As such, we need studies exploring the use of isometrics, both as a “predictor” of hamstring injury (i.e., is lower isometric hamstring strength associated with an increased risk of hamstring injury, and is this association stronger than with eccentric hamstring strength?), and as a means to reduce hamstring injury prevalence. Additionally—and this will be a major challenge—we need to attempt to better understand whether the hamstring muscle operates isometrically, as Bosch and Van Hooren claim, or eccentrically during the late swing phase of high-speed running.

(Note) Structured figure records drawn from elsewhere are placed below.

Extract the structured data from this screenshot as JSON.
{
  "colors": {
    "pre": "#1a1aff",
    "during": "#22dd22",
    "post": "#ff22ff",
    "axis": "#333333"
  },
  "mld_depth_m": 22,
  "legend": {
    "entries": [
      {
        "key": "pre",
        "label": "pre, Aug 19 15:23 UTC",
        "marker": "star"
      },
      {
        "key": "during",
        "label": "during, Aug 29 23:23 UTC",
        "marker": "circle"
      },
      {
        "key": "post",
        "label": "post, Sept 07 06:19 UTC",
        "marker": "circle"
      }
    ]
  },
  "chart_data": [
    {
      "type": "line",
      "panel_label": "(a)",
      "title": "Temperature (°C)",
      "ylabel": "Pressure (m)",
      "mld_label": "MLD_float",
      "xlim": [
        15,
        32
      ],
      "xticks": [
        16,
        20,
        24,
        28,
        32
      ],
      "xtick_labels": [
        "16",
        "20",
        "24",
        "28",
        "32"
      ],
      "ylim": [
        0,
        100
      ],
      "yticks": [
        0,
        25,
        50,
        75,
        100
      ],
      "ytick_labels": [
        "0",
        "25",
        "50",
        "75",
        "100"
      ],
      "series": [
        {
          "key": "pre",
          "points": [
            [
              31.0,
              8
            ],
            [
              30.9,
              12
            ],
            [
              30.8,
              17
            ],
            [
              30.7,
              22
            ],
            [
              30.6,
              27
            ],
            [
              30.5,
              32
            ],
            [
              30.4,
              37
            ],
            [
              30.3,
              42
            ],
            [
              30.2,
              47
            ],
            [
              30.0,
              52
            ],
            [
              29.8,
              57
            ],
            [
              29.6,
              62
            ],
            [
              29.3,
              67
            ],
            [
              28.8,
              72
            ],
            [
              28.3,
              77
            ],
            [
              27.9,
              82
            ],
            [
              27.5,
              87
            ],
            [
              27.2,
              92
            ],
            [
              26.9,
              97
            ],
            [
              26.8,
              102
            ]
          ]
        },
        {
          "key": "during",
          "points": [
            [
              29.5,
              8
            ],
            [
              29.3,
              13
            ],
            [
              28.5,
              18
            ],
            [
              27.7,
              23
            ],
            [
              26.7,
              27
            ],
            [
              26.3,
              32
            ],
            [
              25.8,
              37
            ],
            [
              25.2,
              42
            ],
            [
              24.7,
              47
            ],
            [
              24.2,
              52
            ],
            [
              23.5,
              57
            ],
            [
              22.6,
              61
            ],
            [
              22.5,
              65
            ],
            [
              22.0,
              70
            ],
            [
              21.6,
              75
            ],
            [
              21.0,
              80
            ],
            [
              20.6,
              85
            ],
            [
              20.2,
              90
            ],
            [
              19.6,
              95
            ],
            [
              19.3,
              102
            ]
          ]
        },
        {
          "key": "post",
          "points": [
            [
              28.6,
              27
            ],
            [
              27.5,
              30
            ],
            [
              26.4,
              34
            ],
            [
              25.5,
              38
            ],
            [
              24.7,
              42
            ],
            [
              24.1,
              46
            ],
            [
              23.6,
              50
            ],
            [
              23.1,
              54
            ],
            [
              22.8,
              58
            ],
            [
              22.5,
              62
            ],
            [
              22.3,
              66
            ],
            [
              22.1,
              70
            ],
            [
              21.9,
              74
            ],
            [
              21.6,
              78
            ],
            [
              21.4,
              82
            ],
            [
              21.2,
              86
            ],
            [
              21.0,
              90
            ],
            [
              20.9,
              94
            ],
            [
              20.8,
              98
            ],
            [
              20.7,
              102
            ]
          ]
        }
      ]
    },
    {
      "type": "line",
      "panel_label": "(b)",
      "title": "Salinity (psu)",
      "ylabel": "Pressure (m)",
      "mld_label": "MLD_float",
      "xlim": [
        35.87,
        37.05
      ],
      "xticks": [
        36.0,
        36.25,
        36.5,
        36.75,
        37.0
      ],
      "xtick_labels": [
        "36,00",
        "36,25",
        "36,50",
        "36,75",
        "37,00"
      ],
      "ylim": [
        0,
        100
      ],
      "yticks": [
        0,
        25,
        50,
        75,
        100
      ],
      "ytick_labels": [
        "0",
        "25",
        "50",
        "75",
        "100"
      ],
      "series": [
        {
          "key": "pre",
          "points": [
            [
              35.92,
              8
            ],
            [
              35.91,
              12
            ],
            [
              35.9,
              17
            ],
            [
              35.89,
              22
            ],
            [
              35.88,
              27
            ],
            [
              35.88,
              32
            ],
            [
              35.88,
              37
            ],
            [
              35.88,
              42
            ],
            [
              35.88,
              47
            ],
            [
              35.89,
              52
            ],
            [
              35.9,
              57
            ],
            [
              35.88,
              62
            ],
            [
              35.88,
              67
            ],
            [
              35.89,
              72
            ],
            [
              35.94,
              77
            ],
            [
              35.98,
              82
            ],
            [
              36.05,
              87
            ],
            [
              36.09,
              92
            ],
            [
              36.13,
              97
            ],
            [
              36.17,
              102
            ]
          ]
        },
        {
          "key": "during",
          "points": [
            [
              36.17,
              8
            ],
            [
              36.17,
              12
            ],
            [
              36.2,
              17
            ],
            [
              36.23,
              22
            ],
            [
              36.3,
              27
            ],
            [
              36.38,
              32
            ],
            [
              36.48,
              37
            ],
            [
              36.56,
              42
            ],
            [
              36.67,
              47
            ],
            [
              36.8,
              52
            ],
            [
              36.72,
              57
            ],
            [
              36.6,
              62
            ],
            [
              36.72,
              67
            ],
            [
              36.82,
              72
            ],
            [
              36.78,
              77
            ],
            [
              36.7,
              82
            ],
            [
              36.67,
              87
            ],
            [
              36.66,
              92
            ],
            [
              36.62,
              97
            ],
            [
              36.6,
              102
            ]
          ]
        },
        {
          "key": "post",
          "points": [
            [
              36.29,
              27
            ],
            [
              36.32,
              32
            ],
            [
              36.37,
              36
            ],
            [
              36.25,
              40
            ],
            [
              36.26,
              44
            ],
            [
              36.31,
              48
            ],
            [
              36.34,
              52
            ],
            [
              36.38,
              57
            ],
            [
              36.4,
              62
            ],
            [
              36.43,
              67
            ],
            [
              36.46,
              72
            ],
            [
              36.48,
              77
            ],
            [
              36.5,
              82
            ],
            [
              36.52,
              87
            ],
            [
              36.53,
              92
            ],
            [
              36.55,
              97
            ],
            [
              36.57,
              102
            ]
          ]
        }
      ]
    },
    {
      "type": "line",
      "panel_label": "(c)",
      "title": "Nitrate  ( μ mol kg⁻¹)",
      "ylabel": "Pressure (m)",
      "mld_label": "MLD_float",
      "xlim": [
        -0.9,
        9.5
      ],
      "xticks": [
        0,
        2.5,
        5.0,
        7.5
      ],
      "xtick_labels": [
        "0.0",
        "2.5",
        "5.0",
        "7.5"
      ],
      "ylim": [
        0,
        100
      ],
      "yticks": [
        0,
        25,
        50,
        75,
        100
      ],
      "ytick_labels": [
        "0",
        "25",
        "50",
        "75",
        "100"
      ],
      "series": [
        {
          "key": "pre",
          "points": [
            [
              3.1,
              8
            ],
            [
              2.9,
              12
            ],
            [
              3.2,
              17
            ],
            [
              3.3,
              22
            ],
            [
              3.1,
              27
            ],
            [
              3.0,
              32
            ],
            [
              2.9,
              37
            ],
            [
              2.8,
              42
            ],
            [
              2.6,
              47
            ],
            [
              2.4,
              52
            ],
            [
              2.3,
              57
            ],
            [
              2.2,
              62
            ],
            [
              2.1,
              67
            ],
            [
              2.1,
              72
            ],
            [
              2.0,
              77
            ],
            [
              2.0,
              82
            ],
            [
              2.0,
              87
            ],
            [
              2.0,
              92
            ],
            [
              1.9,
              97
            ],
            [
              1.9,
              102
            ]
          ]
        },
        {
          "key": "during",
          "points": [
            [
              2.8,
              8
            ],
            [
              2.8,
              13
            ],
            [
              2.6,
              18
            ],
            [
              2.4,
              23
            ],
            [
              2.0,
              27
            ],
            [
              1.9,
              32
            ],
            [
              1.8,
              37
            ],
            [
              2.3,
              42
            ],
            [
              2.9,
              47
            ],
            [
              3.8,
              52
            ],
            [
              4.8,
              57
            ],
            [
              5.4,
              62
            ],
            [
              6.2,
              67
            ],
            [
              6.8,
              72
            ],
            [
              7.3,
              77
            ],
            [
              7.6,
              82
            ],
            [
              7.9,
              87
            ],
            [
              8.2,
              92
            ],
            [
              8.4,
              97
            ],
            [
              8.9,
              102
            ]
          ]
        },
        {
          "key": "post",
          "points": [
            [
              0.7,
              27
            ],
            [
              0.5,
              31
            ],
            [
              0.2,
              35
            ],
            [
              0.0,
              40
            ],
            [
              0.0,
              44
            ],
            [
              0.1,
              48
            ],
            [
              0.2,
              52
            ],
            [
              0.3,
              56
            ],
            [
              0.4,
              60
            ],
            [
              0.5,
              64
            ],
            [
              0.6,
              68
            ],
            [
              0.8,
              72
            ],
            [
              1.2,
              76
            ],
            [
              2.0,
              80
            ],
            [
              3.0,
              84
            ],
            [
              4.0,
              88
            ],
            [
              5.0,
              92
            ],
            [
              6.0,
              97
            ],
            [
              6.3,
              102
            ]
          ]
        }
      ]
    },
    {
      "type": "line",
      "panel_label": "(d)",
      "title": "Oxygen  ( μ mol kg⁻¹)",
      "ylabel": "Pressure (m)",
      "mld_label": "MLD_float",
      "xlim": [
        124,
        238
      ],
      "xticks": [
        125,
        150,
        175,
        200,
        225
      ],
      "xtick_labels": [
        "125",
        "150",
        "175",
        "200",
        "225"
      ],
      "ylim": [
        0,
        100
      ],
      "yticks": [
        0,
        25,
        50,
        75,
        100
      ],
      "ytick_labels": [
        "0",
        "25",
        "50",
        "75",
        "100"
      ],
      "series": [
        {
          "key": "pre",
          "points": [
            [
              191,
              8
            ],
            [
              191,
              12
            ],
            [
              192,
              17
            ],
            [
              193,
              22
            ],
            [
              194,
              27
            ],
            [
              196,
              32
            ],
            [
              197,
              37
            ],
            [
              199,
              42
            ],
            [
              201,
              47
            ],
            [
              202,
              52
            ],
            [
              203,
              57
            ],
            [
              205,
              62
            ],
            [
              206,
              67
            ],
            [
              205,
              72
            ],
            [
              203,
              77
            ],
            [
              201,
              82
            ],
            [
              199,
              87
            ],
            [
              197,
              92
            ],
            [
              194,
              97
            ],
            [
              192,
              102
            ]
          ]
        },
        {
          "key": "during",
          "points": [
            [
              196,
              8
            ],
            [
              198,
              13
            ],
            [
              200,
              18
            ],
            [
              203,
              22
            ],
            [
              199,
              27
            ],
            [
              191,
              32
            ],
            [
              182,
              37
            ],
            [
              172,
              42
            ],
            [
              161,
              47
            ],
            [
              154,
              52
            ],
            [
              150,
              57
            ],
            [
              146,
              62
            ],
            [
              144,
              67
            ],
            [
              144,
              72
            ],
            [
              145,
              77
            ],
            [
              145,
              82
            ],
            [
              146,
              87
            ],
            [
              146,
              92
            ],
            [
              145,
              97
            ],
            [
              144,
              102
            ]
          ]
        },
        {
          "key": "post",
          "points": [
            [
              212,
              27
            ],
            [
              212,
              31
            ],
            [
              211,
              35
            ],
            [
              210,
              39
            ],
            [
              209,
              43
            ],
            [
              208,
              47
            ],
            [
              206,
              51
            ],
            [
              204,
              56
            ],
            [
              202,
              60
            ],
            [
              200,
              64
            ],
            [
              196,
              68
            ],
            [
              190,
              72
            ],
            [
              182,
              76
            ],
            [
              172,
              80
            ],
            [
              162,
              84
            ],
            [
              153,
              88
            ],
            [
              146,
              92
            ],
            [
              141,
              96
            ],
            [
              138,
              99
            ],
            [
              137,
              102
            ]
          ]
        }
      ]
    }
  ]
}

Finally, if isometric exercises are effective at reducing hamstring strain injuries, we need to view their adherence rates within the real world: Do teams utilizing isometric exercises have greater adherence and, as a result, fewer hamstring injuries than those utilizing eccentric exercises? Getting closer to the answer could have a large impact on the reduction of hamstring injuries, but, in the meantime, it’s probably best to program both into your injury prevention work.
Why Does This Matter?
Because hamstring injuries are so prevalent within sport, researchers have long attempted to understand how to reduce their occurrence. A great body of research suggests that eccentric hamstring exercises reduce the risk of hamstring injuries by increasing eccentric muscle strength and muscle fascicle length. However, recently some researchers have suggested that the hamstrings primarily act isometrically during the late swing phase of running, and as a result, we should be utilizing isometrically focused strength exercises to mitigate the risk of hamstring injury.Isometric hamstring exercises tend to cause less soreness, which should increase athlete adherence. Click To Tweet
This is an attractive option, because isometric hamstring exercises tend to cause less soreness, which will likely increase their adherence. As a result, a better understanding of the real-world effectiveness of isometrics versus eccentrics could have important implications on the risk of hamstring injury.